The second vignette goes back further, to the early years of my career. It’s a day when a long-term employee at a company for which I worked was retiring. The other employees in the office had gathered round to send him off to his post-career Valhalla. After he’d accepted his gifts and well wishes, he gave a brief talk in which he expressed ambivalence at the prospect of retirement. At this point, one of the others, who’d worked alongside the departing employee, interrupted, saying, “I wouldn’t worry about it. Nobody on their death bed wishes they’d spent more time at the office.”

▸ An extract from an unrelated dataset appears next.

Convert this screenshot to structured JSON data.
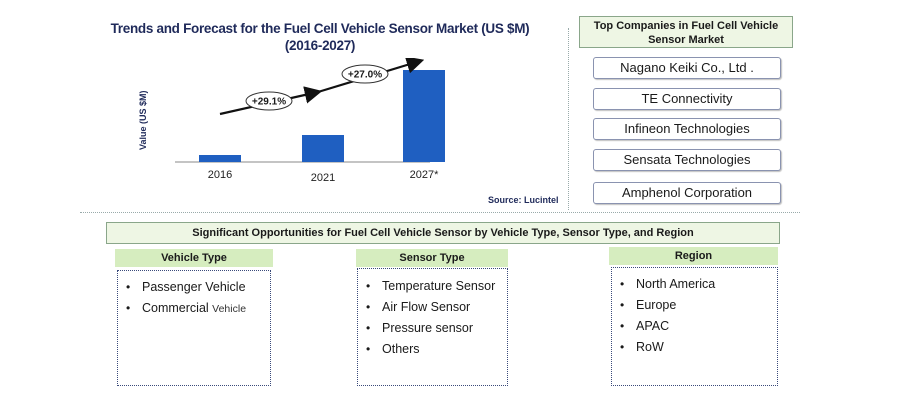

Finally, we’re going way back to my childhood. I was about 12 years old at the time, growing up in a decidedly working-class, blue-collar area. Most of the parents (overwhelmingly the dads at the time) went to work locally at factories, warehouses, construction sites, and other local blue-collar gigs. Other than commuting, they didn’t do anything that would rise to the standard of business travel. One guy, though (a Scottish immigrant who bought two semi-detached houses on the street, one for him and his wife, the other for his son and his family), had an aircraft-engineering job that involved occasional travel to his company’s California headquarters. He was the only working person on that street who had any reason or need to travel for his work. On that summer day, though, the neighbors were gathered on the street to deal with some terrible news. The traveling aircraft engineer had died suddenly while on business in Los Angeles. He died alone in a hotel room, found the next morning by hotel staff when he failed to show for a meeting.

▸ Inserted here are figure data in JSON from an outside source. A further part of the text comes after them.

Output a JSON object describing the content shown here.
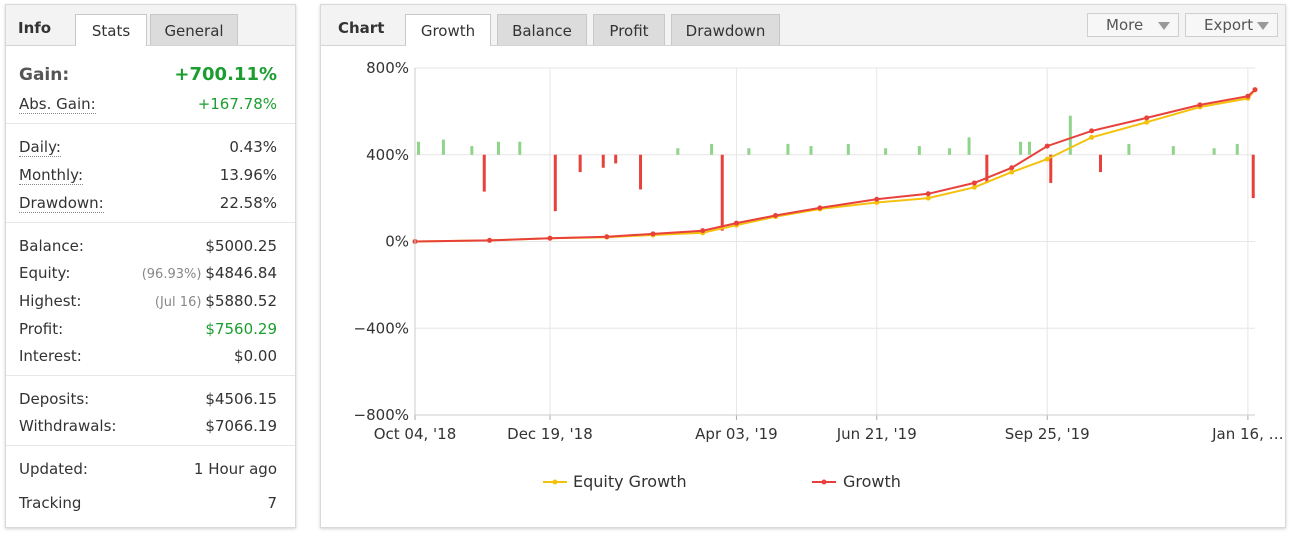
{
  "info": {
    "title": "Info",
    "tabs": [
      {
        "label": "Stats"
      },
      {
        "label": "General"
      }
    ],
    "gain": {
      "label": "Gain:",
      "value": "+700.11%"
    },
    "abs_gain": {
      "label": "Abs. Gain:",
      "value": "+167.78%"
    },
    "daily": {
      "label": "Daily:",
      "value": "0.43%"
    },
    "monthly": {
      "label": "Monthly:",
      "value": "13.96%"
    },
    "drawdown": {
      "label": "Drawdown:",
      "value": "22.58%"
    },
    "balance": {
      "label": "Balance:",
      "value": "$5000.25"
    },
    "equity": {
      "label": "Equity:",
      "note": "(96.93%)",
      "value": "$4846.84"
    },
    "highest": {
      "label": "Highest:",
      "note": "(Jul 16)",
      "value": "$5880.52"
    },
    "profit": {
      "label": "Profit:",
      "value": "$7560.29"
    },
    "interest": {
      "label": "Interest:",
      "value": "$0.00"
    },
    "deposits": {
      "label": "Deposits:",
      "value": "$4506.15"
    },
    "withdrawals": {
      "label": "Withdrawals:",
      "value": "$7066.19"
    },
    "updated": {
      "label": "Updated:",
      "value": "1 Hour ago"
    },
    "tracking": {
      "label": "Tracking",
      "value": "7"
    }
  },
  "chart_panel": {
    "title": "Chart",
    "tabs": [
      {
        "label": "Growth"
      },
      {
        "label": "Balance"
      },
      {
        "label": "Profit"
      },
      {
        "label": "Drawdown"
      }
    ],
    "more_label": "More",
    "export_label": "Export"
  },
  "colors": {
    "growth": "#e8413c",
    "equity": "#f4c20d",
    "positive_bar": "#8fd48a",
    "negative_bar": "#e8413c"
  },
  "chart_data": {
    "type": "line",
    "xlabel": "",
    "ylabel": "",
    "ylim": [
      -800,
      800
    ],
    "y_ticks": [
      800,
      400,
      0,
      -400,
      -800
    ],
    "y_tick_labels": [
      "800%",
      "400%",
      "0%",
      "−400%",
      "−800%"
    ],
    "x_range": [
      "2018-10-04",
      "2020-01-20"
    ],
    "x_ticks": [
      "2018-10-04",
      "2018-12-19",
      "2019-04-03",
      "2019-06-21",
      "2019-09-25",
      "2020-01-16"
    ],
    "x_tick_labels": [
      "Oct 04, '18",
      "Dec 19, '18",
      "Apr 03, '19",
      "Jun 21, '19",
      "Sep 25, '19",
      "Jan 16, …"
    ],
    "grid": true,
    "legend_position": "bottom",
    "series": [
      {
        "name": "Equity Growth",
        "x": [
          "2018-10-04",
          "2018-11-15",
          "2018-12-19",
          "2019-01-20",
          "2019-02-15",
          "2019-03-15",
          "2019-04-03",
          "2019-04-25",
          "2019-05-20",
          "2019-06-21",
          "2019-07-20",
          "2019-08-15",
          "2019-09-05",
          "2019-09-25",
          "2019-10-20",
          "2019-11-20",
          "2019-12-20",
          "2020-01-16",
          "2020-01-20"
        ],
        "values": [
          0,
          5,
          15,
          20,
          30,
          40,
          75,
          115,
          150,
          180,
          200,
          250,
          320,
          380,
          480,
          550,
          620,
          660,
          700
        ]
      },
      {
        "name": "Growth",
        "x": [
          "2018-10-04",
          "2018-11-15",
          "2018-12-19",
          "2019-01-20",
          "2019-02-15",
          "2019-03-15",
          "2019-04-03",
          "2019-04-25",
          "2019-05-20",
          "2019-06-21",
          "2019-07-20",
          "2019-08-15",
          "2019-09-05",
          "2019-09-25",
          "2019-10-20",
          "2019-11-20",
          "2019-12-20",
          "2020-01-16",
          "2020-01-20"
        ],
        "values": [
          0,
          5,
          15,
          22,
          35,
          50,
          85,
          120,
          155,
          195,
          220,
          270,
          340,
          440,
          510,
          570,
          630,
          670,
          700
        ]
      }
    ],
    "daily_bars": {
      "name": "",
      "x": [
        "2018-10-06",
        "2018-10-20",
        "2018-11-05",
        "2018-11-12",
        "2018-11-20",
        "2018-12-02",
        "2018-12-22",
        "2019-01-05",
        "2019-01-18",
        "2019-01-25",
        "2019-02-08",
        "2019-03-01",
        "2019-03-20",
        "2019-03-26",
        "2019-04-10",
        "2019-05-02",
        "2019-05-15",
        "2019-06-05",
        "2019-06-26",
        "2019-07-15",
        "2019-08-01",
        "2019-08-12",
        "2019-08-22",
        "2019-09-10",
        "2019-09-15",
        "2019-09-27",
        "2019-10-08",
        "2019-10-25",
        "2019-11-10",
        "2019-12-05",
        "2019-12-28",
        "2020-01-10",
        "2020-01-19"
      ],
      "values": [
        60,
        70,
        40,
        -170,
        60,
        60,
        -260,
        -80,
        -60,
        -40,
        -160,
        30,
        50,
        -350,
        30,
        50,
        40,
        50,
        30,
        40,
        30,
        80,
        -130,
        60,
        60,
        -130,
        180,
        -80,
        50,
        40,
        30,
        50,
        -200
      ]
    }
  },
  "legend": {
    "equity": "Equity Growth",
    "growth": "Growth"
  }
}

I can’t tell you why, but that news hit my 12-year-old self like a lightning bolt. The entire thing seemed horrible to me, not just the death, but the nature of it — alone, away from one’s family and friends, found by strangers who might see you not so much as a loving and loved person with a family but as a lifeless imposition and near-term inconvenience. Worse, and this is the part I can’t explain, a voice inside my head (maybe not a voice, but some kind of communication) seemed to be warning me, was insistently telling me, that this fate — which I found so appalling — could happen to me. Now, remember, I was 12 years old, in social strata where, even when I got to a working age, I likely would be working a blue-collar job, no travel required. I never forgot that frightening moment of admittedly illogical, irrational clarity. It transfixed me, leaving behind a permanent psychic impression. You can say, as I have said to myself more than once, that it was only a passing thought, of no possible material consequence — and I would, as a reasonable person, agree completely. How could I contend otherwise?

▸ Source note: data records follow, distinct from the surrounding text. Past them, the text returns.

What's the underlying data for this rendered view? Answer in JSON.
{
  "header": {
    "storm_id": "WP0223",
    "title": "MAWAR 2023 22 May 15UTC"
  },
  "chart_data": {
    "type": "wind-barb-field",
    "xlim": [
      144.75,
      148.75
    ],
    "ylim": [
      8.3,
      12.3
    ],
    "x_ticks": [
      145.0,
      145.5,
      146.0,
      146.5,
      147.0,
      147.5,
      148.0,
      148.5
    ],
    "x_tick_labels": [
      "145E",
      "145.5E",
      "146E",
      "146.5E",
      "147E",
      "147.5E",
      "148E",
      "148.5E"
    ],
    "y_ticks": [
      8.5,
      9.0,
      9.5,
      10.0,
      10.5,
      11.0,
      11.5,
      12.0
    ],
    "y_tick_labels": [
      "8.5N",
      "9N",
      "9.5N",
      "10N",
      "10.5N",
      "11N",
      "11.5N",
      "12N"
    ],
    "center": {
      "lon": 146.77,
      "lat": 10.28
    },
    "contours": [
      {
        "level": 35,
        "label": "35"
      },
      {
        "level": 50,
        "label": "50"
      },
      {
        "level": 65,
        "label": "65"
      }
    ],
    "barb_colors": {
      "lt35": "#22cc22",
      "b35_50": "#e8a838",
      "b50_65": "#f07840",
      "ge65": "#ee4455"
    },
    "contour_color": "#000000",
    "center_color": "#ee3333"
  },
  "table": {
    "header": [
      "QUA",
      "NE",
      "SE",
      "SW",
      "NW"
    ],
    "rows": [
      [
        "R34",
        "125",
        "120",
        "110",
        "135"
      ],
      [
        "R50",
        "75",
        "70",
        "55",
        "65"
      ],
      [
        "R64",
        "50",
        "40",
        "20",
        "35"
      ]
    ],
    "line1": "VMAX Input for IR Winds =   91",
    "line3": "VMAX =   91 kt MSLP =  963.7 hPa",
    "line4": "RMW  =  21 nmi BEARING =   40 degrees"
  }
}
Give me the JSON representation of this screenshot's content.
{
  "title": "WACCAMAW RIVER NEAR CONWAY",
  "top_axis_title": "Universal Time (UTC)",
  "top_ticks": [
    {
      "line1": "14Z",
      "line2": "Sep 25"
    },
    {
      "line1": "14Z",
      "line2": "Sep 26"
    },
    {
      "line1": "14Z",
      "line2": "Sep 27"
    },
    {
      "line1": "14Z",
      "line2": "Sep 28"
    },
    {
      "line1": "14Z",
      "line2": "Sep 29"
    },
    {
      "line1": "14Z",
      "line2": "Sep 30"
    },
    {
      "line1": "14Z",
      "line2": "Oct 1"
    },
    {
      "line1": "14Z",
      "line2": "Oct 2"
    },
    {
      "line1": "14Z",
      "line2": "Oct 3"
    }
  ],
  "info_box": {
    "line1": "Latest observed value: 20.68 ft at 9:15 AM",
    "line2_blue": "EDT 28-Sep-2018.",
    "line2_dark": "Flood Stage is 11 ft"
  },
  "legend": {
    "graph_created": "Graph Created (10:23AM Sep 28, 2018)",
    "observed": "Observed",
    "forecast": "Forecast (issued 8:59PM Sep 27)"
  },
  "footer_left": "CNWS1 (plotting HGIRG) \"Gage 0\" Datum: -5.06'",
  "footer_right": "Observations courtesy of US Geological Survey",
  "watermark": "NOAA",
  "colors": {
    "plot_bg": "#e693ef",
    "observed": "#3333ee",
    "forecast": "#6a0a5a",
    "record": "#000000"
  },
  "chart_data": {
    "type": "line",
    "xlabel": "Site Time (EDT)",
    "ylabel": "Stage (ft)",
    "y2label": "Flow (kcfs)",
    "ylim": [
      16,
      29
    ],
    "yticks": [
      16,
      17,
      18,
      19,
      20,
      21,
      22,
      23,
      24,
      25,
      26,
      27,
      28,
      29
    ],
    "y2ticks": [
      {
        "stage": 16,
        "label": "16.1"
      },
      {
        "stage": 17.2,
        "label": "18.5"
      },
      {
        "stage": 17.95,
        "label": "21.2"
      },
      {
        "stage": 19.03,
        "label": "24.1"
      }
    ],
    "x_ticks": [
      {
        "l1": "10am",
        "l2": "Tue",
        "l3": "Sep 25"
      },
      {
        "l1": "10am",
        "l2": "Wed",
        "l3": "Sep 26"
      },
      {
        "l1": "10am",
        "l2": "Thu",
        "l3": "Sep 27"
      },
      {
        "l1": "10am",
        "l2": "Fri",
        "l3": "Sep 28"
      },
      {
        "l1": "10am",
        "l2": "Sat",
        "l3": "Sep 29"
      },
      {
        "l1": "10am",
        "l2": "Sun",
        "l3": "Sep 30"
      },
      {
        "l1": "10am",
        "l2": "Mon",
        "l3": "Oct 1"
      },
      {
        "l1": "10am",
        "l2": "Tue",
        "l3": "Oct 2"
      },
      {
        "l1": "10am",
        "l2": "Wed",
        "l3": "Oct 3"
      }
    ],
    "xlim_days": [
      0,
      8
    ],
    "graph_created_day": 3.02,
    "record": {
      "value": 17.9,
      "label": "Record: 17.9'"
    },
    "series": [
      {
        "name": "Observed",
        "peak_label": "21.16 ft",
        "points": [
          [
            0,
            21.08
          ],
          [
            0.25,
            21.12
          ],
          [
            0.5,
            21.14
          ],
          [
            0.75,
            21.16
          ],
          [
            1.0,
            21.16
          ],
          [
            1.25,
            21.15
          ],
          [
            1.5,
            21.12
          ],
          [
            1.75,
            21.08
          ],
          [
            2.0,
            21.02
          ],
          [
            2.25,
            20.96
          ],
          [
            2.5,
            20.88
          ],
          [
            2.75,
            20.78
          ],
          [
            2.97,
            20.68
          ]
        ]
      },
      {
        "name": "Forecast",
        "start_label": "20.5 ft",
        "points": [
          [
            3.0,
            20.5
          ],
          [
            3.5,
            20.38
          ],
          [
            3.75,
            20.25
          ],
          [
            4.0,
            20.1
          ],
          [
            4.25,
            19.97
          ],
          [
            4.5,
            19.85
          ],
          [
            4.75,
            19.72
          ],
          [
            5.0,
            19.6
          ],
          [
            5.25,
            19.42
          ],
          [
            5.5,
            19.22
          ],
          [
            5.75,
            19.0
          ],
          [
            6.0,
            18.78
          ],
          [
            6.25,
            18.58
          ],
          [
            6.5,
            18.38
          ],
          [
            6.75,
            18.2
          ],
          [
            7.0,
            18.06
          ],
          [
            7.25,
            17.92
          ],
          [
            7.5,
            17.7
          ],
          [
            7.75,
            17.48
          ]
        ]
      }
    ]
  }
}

Still, in recent years, as minor health issues and my medicine cabinet expanded, I can’t deny the force of that long-ago admonitory bolt from the blue. It wasn’t the only reason I got off the workaday merry-go-round, but I admit it played a part. My job involved travel — I felt there was no way for me to do my work satisfactorily for clients without traveling — and I wasn’t willing to travel anymore. An aggravating factor was the debased nature of commercial air travel, which has gotten steadily worse and more fraught: flight delays, cancellations, increasing incidents of egregiously bad passenger behavior (including occasional fisticuffs at altitude). There used to be a basic decorum among in-flight airline passengers, and now it’s more like an unruly bus ride in the air. The in-air passenger aggression seems to have gotten worse since the pandemic.
It was time for me to pull back. I won’t die alone in a hotel room, nor will I entertain a deathbed wish that I’d spent more time at the office. I might however, depending on the circumstances, be tempted to reply with a plain “nothing” when asked what I do professionally at some future social gathering.